You must remember this…
She can't forget
Would you really want to not forget anything ever? All the ephemeral nonsense? All the trivia all the information that passes in front of you on a daily bases? All of it just hanging around forever? Peoples Choice nominees? Imagine remembering everything you learn. I mean, I could see this as having an upside, you could not be beat at trivia night at the bar, and who doesn’t want to be known for their mastery of bar trivia but… Think of every single thing you learn, see, read, hear - hanging around indefinitely in the mental file you would normally just use for your phone number and children’s ages. What if your brain couldn’t purge it's memory vaults ever? It doesn’t say whether or not she maintains the emotional reaction the events might have caused her… But it could all become trivia; I don’t have emotional responses to trivia.

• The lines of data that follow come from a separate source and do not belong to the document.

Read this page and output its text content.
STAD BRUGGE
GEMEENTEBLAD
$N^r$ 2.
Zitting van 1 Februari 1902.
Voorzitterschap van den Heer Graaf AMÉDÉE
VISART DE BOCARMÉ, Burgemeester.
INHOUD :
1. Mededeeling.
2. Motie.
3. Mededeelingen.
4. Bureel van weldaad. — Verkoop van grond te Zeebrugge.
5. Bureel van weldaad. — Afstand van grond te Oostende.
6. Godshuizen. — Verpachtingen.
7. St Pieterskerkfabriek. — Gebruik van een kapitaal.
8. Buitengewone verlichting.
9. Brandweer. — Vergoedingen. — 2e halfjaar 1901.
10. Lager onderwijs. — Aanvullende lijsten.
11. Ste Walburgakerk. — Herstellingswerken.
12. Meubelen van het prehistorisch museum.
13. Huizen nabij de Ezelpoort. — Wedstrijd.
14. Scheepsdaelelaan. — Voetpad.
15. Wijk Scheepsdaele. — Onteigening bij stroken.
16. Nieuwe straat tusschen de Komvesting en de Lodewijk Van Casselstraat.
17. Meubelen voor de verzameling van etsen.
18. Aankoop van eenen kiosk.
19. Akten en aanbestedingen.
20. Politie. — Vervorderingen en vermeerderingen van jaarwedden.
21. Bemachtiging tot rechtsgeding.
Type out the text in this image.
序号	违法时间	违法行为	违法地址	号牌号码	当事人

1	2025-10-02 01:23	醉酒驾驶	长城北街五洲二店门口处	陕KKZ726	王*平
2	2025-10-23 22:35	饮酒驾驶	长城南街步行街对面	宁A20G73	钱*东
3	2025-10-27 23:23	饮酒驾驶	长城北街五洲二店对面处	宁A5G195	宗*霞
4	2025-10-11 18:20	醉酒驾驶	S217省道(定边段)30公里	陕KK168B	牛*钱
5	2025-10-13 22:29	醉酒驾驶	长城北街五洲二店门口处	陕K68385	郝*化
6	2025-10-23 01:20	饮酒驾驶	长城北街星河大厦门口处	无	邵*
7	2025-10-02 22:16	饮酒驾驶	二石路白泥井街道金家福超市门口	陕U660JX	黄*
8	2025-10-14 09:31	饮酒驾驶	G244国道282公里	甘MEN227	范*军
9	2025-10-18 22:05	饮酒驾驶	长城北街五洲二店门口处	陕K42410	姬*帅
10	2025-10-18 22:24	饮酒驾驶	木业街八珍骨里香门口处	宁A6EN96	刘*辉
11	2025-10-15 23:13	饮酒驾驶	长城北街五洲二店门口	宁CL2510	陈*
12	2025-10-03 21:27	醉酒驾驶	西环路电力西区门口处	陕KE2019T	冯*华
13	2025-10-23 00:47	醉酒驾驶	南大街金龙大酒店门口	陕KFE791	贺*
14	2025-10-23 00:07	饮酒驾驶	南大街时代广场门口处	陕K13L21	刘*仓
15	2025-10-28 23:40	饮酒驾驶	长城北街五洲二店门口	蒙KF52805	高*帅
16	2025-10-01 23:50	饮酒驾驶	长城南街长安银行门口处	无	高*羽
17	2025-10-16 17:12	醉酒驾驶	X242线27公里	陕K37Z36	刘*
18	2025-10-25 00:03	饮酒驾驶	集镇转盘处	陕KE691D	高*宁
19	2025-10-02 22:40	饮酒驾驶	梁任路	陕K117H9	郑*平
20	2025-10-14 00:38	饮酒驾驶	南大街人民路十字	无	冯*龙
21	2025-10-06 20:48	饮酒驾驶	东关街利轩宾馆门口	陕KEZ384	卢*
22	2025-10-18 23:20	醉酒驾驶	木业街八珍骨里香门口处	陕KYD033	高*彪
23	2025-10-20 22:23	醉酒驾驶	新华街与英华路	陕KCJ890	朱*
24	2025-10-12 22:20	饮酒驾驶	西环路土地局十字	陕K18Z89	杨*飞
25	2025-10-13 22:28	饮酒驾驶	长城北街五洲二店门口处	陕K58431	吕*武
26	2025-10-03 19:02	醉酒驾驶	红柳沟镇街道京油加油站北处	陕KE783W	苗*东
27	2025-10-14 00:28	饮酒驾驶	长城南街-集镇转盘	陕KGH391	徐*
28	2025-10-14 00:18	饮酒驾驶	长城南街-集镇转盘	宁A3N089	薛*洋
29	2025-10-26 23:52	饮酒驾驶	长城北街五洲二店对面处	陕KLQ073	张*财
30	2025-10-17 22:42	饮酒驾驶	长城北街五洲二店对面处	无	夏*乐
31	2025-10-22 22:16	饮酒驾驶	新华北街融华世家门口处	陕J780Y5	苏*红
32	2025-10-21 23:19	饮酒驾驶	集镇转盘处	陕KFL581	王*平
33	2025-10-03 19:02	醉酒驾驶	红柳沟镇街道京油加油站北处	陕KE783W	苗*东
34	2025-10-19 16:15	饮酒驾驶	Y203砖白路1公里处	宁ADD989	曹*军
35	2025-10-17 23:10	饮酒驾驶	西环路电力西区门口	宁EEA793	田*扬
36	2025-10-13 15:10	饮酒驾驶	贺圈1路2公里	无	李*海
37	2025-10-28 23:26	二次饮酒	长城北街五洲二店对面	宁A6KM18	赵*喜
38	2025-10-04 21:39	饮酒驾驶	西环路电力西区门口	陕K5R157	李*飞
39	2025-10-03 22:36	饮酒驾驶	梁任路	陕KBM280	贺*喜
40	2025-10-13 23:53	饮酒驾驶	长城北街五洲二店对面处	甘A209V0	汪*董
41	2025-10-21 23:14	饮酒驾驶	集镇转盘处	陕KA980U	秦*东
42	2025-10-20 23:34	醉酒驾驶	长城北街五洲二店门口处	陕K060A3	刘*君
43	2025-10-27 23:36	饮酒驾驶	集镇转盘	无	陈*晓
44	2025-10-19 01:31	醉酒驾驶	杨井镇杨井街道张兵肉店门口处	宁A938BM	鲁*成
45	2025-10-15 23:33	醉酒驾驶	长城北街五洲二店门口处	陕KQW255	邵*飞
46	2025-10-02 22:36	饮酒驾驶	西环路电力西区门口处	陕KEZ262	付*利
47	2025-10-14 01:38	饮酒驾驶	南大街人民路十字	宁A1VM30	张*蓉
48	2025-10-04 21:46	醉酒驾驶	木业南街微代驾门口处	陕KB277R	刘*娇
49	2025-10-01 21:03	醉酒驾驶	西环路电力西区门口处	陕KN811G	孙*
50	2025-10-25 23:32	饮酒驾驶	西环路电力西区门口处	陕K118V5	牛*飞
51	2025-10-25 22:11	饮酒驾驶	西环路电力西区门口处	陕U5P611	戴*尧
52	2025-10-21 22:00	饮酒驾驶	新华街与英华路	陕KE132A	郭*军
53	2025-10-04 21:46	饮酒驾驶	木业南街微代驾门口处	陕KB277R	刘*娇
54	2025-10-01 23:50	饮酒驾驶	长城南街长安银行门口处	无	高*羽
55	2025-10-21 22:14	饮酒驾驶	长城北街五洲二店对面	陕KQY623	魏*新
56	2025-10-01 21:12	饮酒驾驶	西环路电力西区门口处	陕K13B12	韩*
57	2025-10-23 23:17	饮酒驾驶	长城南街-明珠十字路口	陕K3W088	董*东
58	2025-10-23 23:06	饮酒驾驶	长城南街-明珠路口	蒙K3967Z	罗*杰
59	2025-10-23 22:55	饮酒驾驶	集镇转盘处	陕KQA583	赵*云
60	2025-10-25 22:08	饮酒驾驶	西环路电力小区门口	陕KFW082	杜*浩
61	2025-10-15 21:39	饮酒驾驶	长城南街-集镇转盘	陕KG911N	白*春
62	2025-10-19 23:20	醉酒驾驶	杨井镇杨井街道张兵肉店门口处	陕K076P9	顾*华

I don’t think I would want the important things that happened to me to be the same to me as trivia.
The article says she remembers the day that a 40s star died – she wasn’t around to remember the death but she did know what day the man died on and where he was when he died. Is that a true memory of the event or is that just a very good recall of the facts. Not so much an example of a photographic memory but a Xerox of a memory?
What were you wearing on March 21, 2005? Do you remember? Why? I bet you could bring up what you were wearing on September 11, 2001, or not, I can’t and I can remember just about everything else about that day. Why do I not remember what I was wearing? My outfit on that day was not relevant? Everything else was, even the trivial things. Trying to remember what I was wearing makes me tense, why?
Right now I am wearing a sweater I was wearing the day I got fired from a job. This is my “Fired by that bastard Glen” sweater. I was wearing a blue button down under it. I do not remember what I was wearing when I was told my job at the Nursing Home was being eliminated due to “budgetary issues” – I do remember the date, October 16, 2000 because my last day there was November 1, 2000. I remember I stopped wearing a watch on June 16, 1994 but I don’t really know for sure what the event that made me decide “I am never putting on a watch again”, was, I’m thinking it was an important because I to this day, 11 years later, still do not wear a watch and have no desire to do so. But I don’t know why.
But dayum. I would love to stop forgetting things! Where is that packet that I put down and now can’t find? Where did I leave my credit card? What did I tell that person? Who did I give that chart to? Who told me what? I can see having a great memory as a really cool thing to have. But, there is all that flotsam and jetsam that I would also be stuck remembering that maybe I don’t need to remember. Do I need to remember what day it was and what the weather was like the when Dogger ate the the TV remote?
Is it necessary to remember the names of my college room mates? It is more important that I do remember my elementary school teachers names? (Cummings, Barney, Deaton, Robinson, Henley, Estep. In order, thank you very much) Sure, they taught me but I didn’t get dressed every day in a 9x12 room with any of their either. Room mates – um. Cindy who put hairspray on her hair every night before she went to sleep! The last one was called Cindy! I had seven in three years. Something about each of them should have stood out to me more to me than: Two were pledging sororities, one was into rugby players, one was Thai, one was crazy, one was Cindy, there is another one I don’t remember at all.